I was asked by a fellow chaser about my thoughts as to why convective initiation failed during the afternoon south of the central Iowa activity... Here are my thoughts:
I think the fact that the winds veered a bit ahead of the dryline resulted in less surface convergence. There aren't any upper air soundings from the area ahead of the dryline/pacific front, as TOP is too far west, OAX is west, DVN is east, MPX is too far north... SGF was in the warm sector, but too far ahead of the dryline, which explains the low instability on that sounding. Regardless, there was relatively weak surface convergence on the dryline/front. Weak instability (max of 1000 SBCAPE) created problems as well... With the very strong flow aloft, dry air entrainment was likely intense, so any updraft that tried to develop probably just couldn't survive the hostile environment (very high shear). This strong shear not only likely ripped up updrafts / TCu, but also forced try air into the updraft, leading to evaporational cooling, and thus killing the updraft. We really needed stronger convergence (to allow for more persistant initiation attemps) and stronger instability to allow an updraft to survive the high wind shear and dry air entrainment aloft.

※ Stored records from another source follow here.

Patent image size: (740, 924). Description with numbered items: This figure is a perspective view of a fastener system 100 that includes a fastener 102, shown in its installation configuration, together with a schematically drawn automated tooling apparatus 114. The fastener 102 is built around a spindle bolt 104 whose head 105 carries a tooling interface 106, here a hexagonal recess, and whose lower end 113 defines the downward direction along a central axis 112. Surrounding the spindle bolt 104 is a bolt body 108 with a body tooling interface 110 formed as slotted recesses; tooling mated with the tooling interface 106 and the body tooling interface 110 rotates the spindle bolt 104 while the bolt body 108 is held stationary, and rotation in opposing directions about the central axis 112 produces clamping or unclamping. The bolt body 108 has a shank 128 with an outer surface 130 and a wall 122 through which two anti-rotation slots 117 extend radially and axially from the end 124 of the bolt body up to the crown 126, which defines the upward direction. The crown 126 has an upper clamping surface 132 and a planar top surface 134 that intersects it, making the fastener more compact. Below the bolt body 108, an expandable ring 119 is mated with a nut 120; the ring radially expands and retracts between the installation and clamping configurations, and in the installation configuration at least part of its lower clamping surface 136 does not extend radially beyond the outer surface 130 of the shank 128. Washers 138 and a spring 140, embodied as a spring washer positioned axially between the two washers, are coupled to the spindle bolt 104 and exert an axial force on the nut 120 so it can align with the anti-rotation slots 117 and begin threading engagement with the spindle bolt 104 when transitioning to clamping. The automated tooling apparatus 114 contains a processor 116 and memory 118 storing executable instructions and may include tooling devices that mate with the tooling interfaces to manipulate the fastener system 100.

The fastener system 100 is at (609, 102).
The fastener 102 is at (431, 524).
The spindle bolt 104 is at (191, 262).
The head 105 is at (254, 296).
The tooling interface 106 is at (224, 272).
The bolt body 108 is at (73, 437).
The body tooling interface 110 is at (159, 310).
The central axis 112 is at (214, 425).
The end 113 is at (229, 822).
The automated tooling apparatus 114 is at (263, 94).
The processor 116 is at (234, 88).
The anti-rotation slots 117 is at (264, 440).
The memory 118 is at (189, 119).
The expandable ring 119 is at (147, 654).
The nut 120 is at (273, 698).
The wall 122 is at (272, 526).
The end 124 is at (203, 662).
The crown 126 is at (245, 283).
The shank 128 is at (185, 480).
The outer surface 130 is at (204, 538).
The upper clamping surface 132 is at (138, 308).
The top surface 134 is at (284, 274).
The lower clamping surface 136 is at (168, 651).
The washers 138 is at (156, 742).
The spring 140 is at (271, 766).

In addition, The vort max swung through eastern Kansas in the late morning, and was located from central MO to Des Moines to northwestern IA by 0z. Differential negative vorticity advection was then occuring behind this wave, which leads to large-scale subsidence across eastern KS and western MO by afternoon. This then leads to warming mid-level temperatures, further reducing potential instability, and yielding a stronger cap. Subsidence aloft also likely diminished convergence at the surface. Meanwhile, the supercells in central Iowa formed immediately ahead of the vort max (the convection aided by strong DPVA ahead of the wave). The position of the jet streak in the upper-levels also places eastern KS and extreme western MO is the left-entrance region, which yields upper-level convergence, and creating more subsidence and weakening surface convergence along the dryline.
A weak shortwave / vort max is seen on the RUC analysis in central OK, which is likely promoting the convective development that has occurred the past few hours in southeastern OK and extreme sw MO.